The police and military are flawed government bodies too: All of the above are points that any red-blooded conservative should sympathize with. The most thoughtful and consistent, however, will also take their constitutional and anti-government critiques to some areas thought sacred in Republican politics. The mainstream Republicans will never admit that: Federal police have gotten out of control in many areas, the war on drugs at the federal level is unconstitutional, unaffordable and unsustainable, the Patriot Act and other war on terror programs compromise sacred constitutional liberties, the TSA (a Bush program) should be abandoned totally, the Fourth Amendment is as important as the Second, big Pentagon expenditures are as wasteful as big domestic boondoggles, the empire is bankrupting us even faster than most social programs loved by the Democrats, and war is a government program with all the flaws of any other. I wouldn't expect any of this type of talk anyway, but it would be refreshing if conservatives embraced the consistent application of anti-statism and constitutional principle.
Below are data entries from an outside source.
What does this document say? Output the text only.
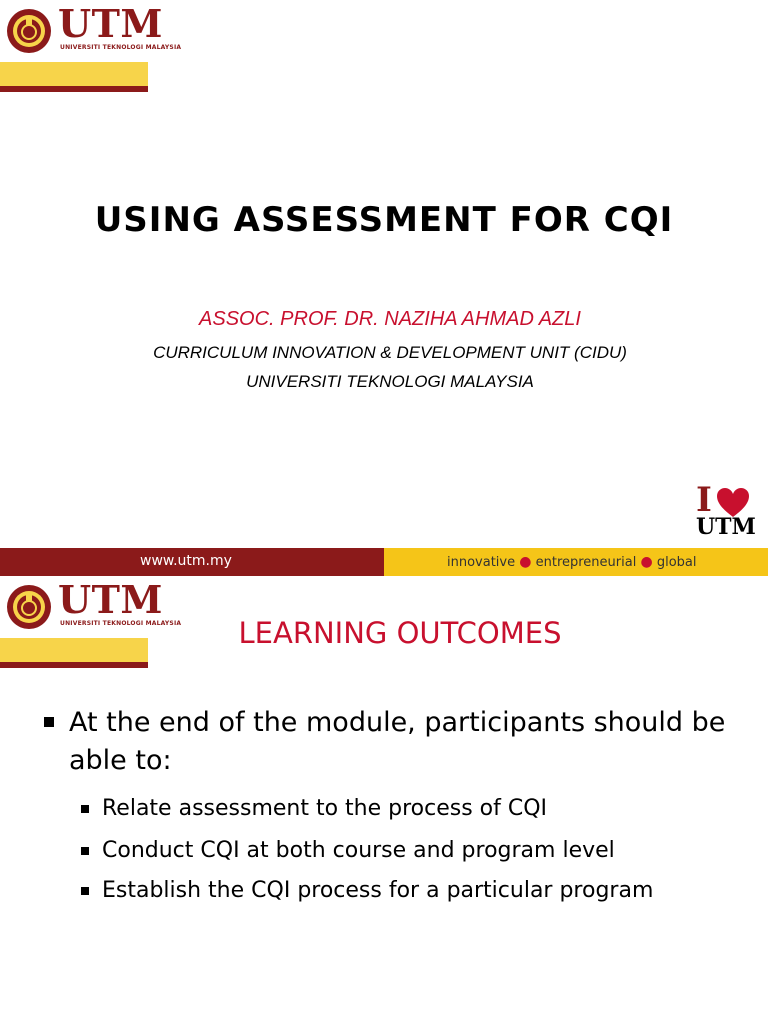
UTM
UNIVERSITI TEKNOLOGI MALAYSIA
USING ASSESSMENT FOR CQI
ASSOC. PROF. DR. NAZIHA AHMAD AZLI
CURRICULUM INNOVATION & DEVELOPMENT UNIT (CIDU)
UNIVERSITI TEKNOLOGI MALAYSIA
I
UTM
www.utm.my	innovative ● entrepreneurial ● global
UTM
UNIVERSITI TEKNOLOGI MALAYSIA	LEARNING OUTCOMES
At the end of the module, participants should be able to:
Relate assessment to the process of CQI
Conduct CQI at both course and program level
Establish the CQI process for a particular program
Even putting aside the controversial positions of the preceding paragraph, the material in this post above should be the common fodder even for Republican mainstream candidates, so long as they take the Tea Party rhetoric seriously, at least in a primary when they are supposedly "moving to the right." Yet we will hear nothing principled about the evil of the income tax, the socialism of the entire domestic welfare state, the tyrannical nature of all federal gun laws, the need to scale DC back far smaller than it was under Bush II, Bush I, Reagan or Nixon. Goldwater, after all, thought government was way out of control in 1964, and he was rightand this was before the Great Society hit its height.
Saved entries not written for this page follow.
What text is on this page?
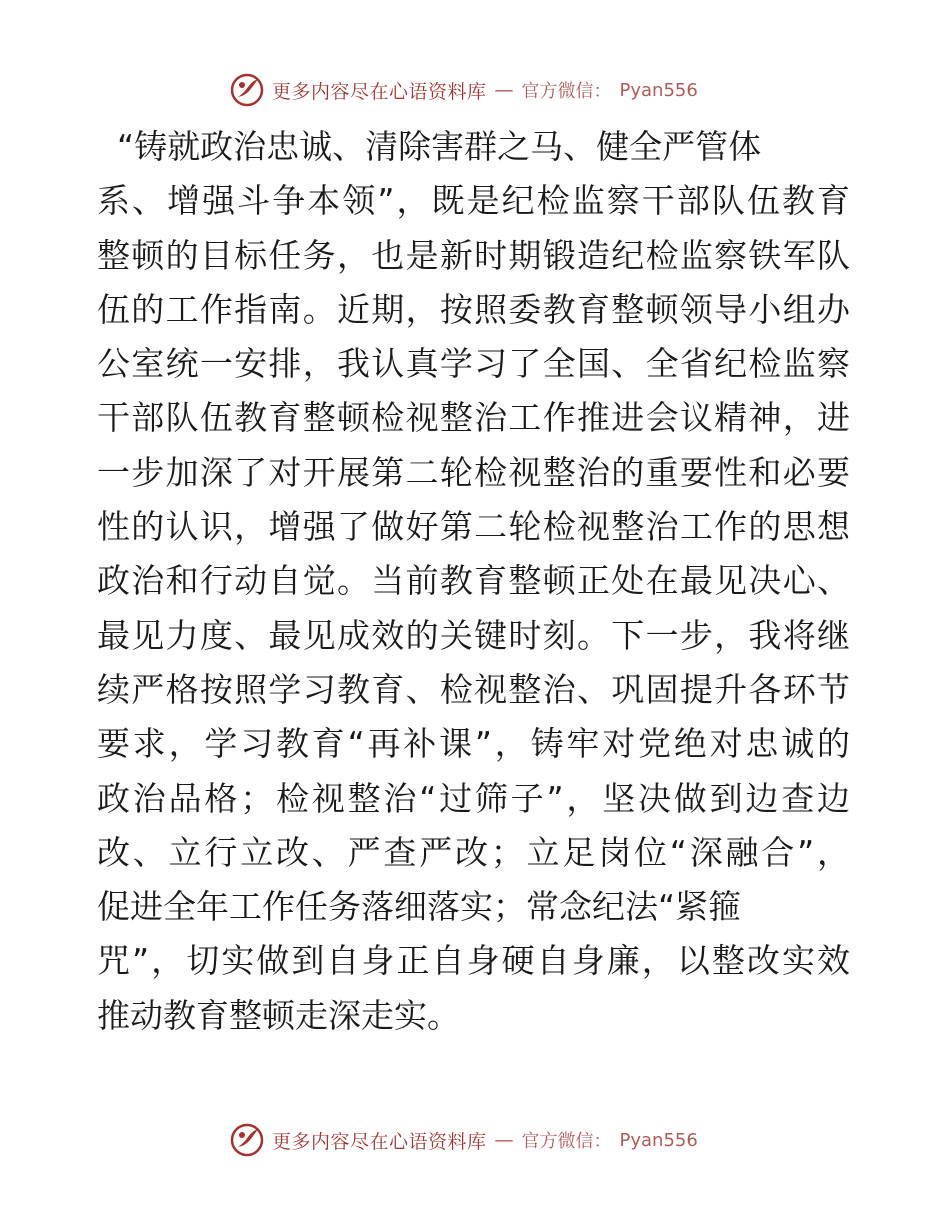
更多内容尽在心语资料库 — 官方微信： Pyan556
“铸就政治忠诚、清除害群之马、健全严管体
系、增强斗争本领”，既是纪检监察干部队伍教育
整顿的目标任务，也是新时期锻造纪检监察铁军队
伍的工作指南。近期，按照委教育整顿领导小组办
公室统一安排，我认真学习了全国、全省纪检监察
干部队伍教育整顿检视整治工作推进会议精神，进
一步加深了对开展第二轮检视整治的重要性和必要
性的认识，增强了做好第二轮检视整治工作的思想
政治和行动自觉。当前教育整顿正处在最见决心、
最见力度、最见成效的关键时刻。下一步，我将继
续严格按照学习教育、检视整治、巩固提升各环节
要求，学习教育“再补课”，铸牢对党绝对忠诚的
政治品格；检视整治“过筛子”，坚决做到边查边
改、立行立改、严查严改；立足岗位“深融合”，
促进全年工作任务落细落实；常念纪法“紧箍
咒”，切实做到自身正自身硬自身廉，以整改实效
推动教育整顿走深走实。
更多内容尽在心语资料库 — 官方微信： Pyan556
The "move to the right" will amount to nothing but unconvincing apologies for past support for cap and trade and some lukewarm homages to free enterprise, so long as the conservative voting base doesn't demand better of the Republicans. It is a shame that even during the short primary period, when Republicans are supposed to feel free to sound as "conservative" as they want, when we all know they're not going to be held to their promises anyway should they win the nomination much less the presidency, when the media make the biggest deal of just how much they cater to their rightwing base, they still sound almost the same as Obama.